Showing posts with label Problem-Solving. Show all posts
Showing posts with label Problem-Solving. Show all posts

Friday, March 23, 2012

How to sail faster than the wind

Imagine that you and the other members of your team are in a sailboat and you want to sail as fast as possible to a finish line downwind. The best strategy would be to set your sails to catch the wind, allowing it to simply push you straight downwind to the destination, right? Traveling as fast as the wind itself seems like a pretty smart plan.

But the smartest sailors will be celebrating their arrival long before you do and in a world of competition, that could mean trouble for you. What do they know that you don’t know? In her Tedx Talk, communication guru Nancy Duarte explained it this way, “You have to actually capture the resistance coming against you when you sail, but if you do it just right, your ship will actually sail faster than the wind itself.” But, how? By actually setting two asymmetrical sails at small angles against the apparent wind.

So what is the big idea here?

We constantly address life as a series of ‘either/or’ choices, when in reality ‘both/and’ solutions may harness more power and get us to the goal on time.  Some examples of seeming opposites that can be set as paired sails?
  • Ambition and Humility
  • Results and Relationships
  • Strength and Vulnerability
  • Endurance and Speed
  • Permanence and Transience
  • Your Idea and My Idea
  • Service and Price
  • Price and Quality
  • Visionary and Operational
  • Creative and Disciplined

Give up the either/or thinking and start finding ways to set two sails at once.  Your whole team is in the boat and they’ll win the race or lose it together.  Start linking seemingly opposing things and you just might find a faster way to the finish line!  And won’t it be sweet to have your celebration in full swing when your competition arrives at the finish line after you? 

(You can view Nancy Duarte's Tedx Talk where she uses her concept of sailing faster than the wind to explain how great communicators create transformative presentations below or at the link in the body of this blog).


Thursday, January 12, 2012

Death to the rats!

This story appeared in the August 22, 1951 edition of the Spokane Spokesman-Review:

“The body of one of the guests of last night’s city council meeting was on the table in front of the councilmen.  He was a large sewer rat brought to the council chambers by Charles Vogelsong, in whose toilet bowl he was found and killed. Placing the dead rat on the table, Vogelsong stated, ‘This is the fourth to be found in my building.  After we saw him, we tried lye, and that killed him.  I think something should be done about the situation, and done now.’  It was estimated that it would take only $100 to rid the sewer lines of rats.  That is a small figure.”

Organizations are full of significant problems that can be easily eradicated.  All you have to do is empower your employees to sling the dead rats onto your desk publicly.  After you thank people for their straightforwardness in addressing a problem, give them the resources to kill the remaining rats and dispose of the carcasses quickly.

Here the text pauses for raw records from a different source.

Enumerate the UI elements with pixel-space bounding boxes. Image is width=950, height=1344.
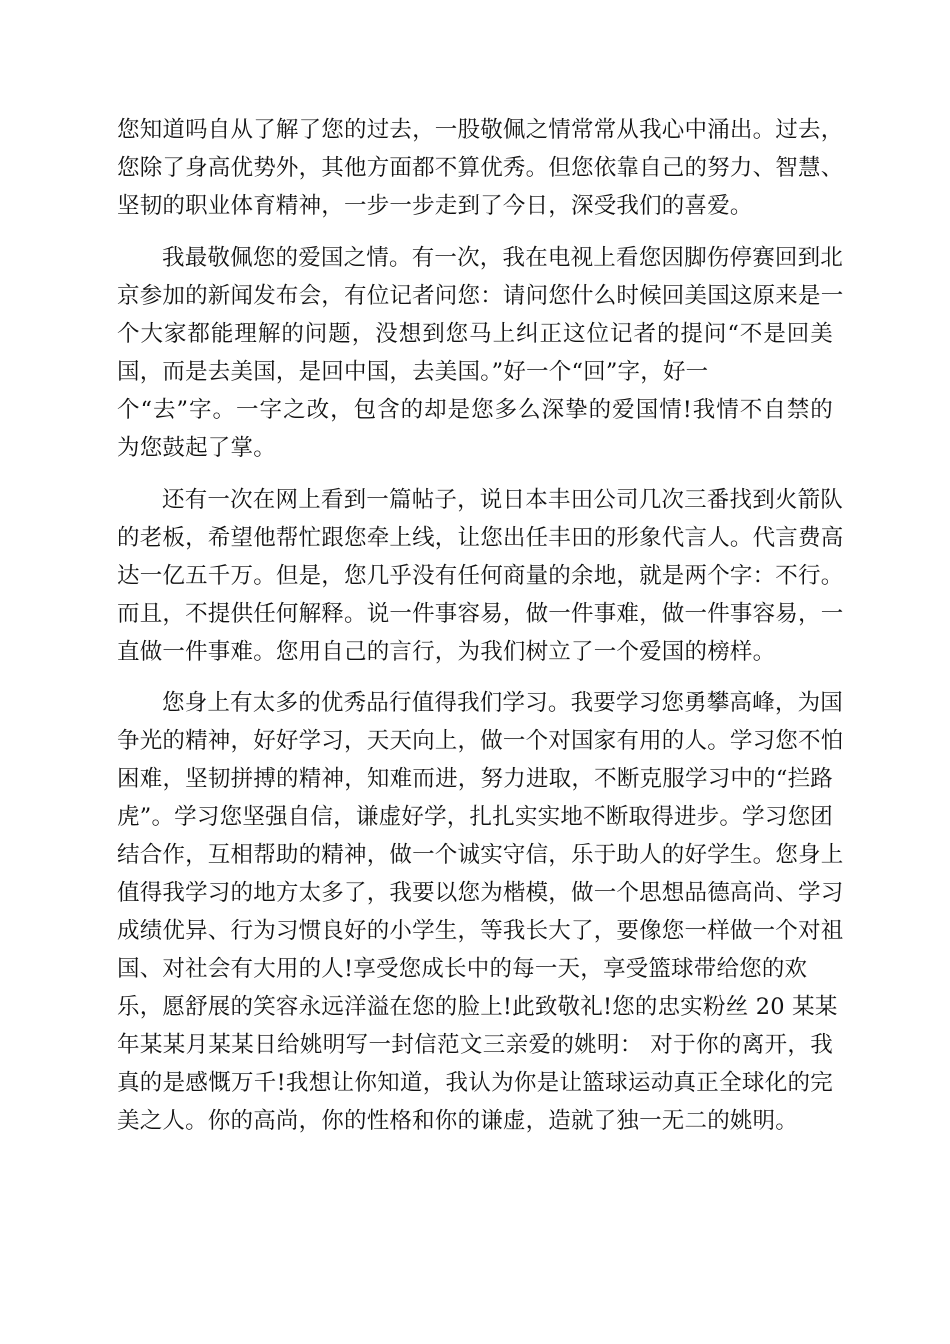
text-line: 您身上有太多的优秀品行值得我们学习。我要学习您勇攀高峰，为国	[162, 690, 844, 716]
paragraph-4	[117, 684, 844, 1140]
text-line: 的老板，希望他帮忙跟您牵上线，让您出任丰田的形象代言人。代言费高	[117, 525, 844, 551]
text-line: 直做一件事难。您用自己的言行，为我们树立了一个爱国的榜样。	[117, 639, 776, 665]
text-line: 国、对社会有大用的人!享受您成长中的每一天，享受篮球带给您的欢	[117, 956, 808, 982]
text-line: 美之人。你的高尚，你的性格和你的谦虚，造就了独一无二的姚明。	[117, 1108, 799, 1134]
text-line: 争光的精神，好好学习，天天向上，做一个对国家有用的人。学习您不怕	[117, 728, 844, 754]
text-line: 值得我学习的地方太多了，我要以您为楷模，做一个思想品德高尚、学习	[117, 880, 844, 906]
text-line: 个大家都能理解的问题，没想到您马上纠正这位记者的提问“不是回美	[117, 321, 833, 347]
text-line: 您知道吗自从了解了您的过去，一股敬佩之情常常从我心中涌出。过去，	[117, 117, 844, 143]
text-line: 成绩优异、行为习惯良好的小学生，等我长大了，要像您一样做一个对祖	[117, 918, 844, 944]
text-line: 真的是感慨万千!我想让你知道，我认为你是让篮球运动真正全球化的完	[117, 1070, 833, 1096]
text-line: 困难，坚韧拼搏的精神，知难而进，努力进取，不断克服学习中的“拦路	[117, 766, 833, 792]
text-line: 个“去”字。一字之改，包含的却是您多么深挚的爱国情!我情不自禁的	[117, 397, 833, 423]
text-line: 虎”。学习您坚强自信，谦虚好学，扎扎实实地不断取得进步。学习您团	[117, 804, 833, 830]
text-line: 国，而是去美国，是回中国，去美国。”好一个“回”字，好一	[117, 359, 709, 385]
text-line: 我最敬佩您的爱国之情。有一次，我在电视上看您因脚伤停赛回到北	[162, 245, 844, 271]
text-line: 为您鼓起了掌。	[117, 435, 276, 461]
text-line: 结合作，互相帮助的精神，做一个诚实守信，乐于助人的好学生。您身上	[117, 842, 844, 868]
text-line: 乐，愿舒展的笑容永远洋溢在您的脸上!此致敬礼!您的忠实粉丝 20 某某	[117, 994, 838, 1020]
paragraph-1	[117, 111, 844, 225]
paragraph-3	[117, 481, 844, 671]
text-line: 还有一次在网上看到一篇帖子，说日本丰田公司几次三番找到火箭队	[162, 487, 844, 513]
text-line: 达一亿五千万。但是，您几乎没有任何商量的余地，就是两个字：不行。	[117, 563, 844, 589]
text-line: 坚韧的职业体育精神，一步一步走到了今日，深受我们的喜爱。	[117, 193, 753, 219]
text-line: 京参加的新闻发布会，有位记者问您：请问您什么时候回美国这原来是一	[117, 283, 844, 309]
text-line: 年某某月某某日给姚明写一封信范文三亲爱的姚明： 对于你的离开，我	[117, 1032, 833, 1058]
paragraph-2	[117, 239, 844, 467]
text-line: 而且，不提供任何解释。说一件事容易，做一件事难，做一件事容易，一	[117, 601, 844, 627]
text-line: 您除了身高优势外，其他方面都不算优秀。但您依靠自己的努力、智慧、	[117, 155, 844, 181]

Don’t ignore the dead rats in your organization. Everyone knows they are there; the customer that pays their bill late every month, the person that brings results but mistreats everyone along the way, policies that are followed blindly so as to CYA but that add costs, the team member that is habitually late, etc. 

Spend zero time blaming people for the dead rats that are floating around.  More importantly, put your time and energy into publicly and blamelessly eradicating them.  Do that and you’ll see people get excited about their workplace.  Everyone likes to eradicate rats, after all.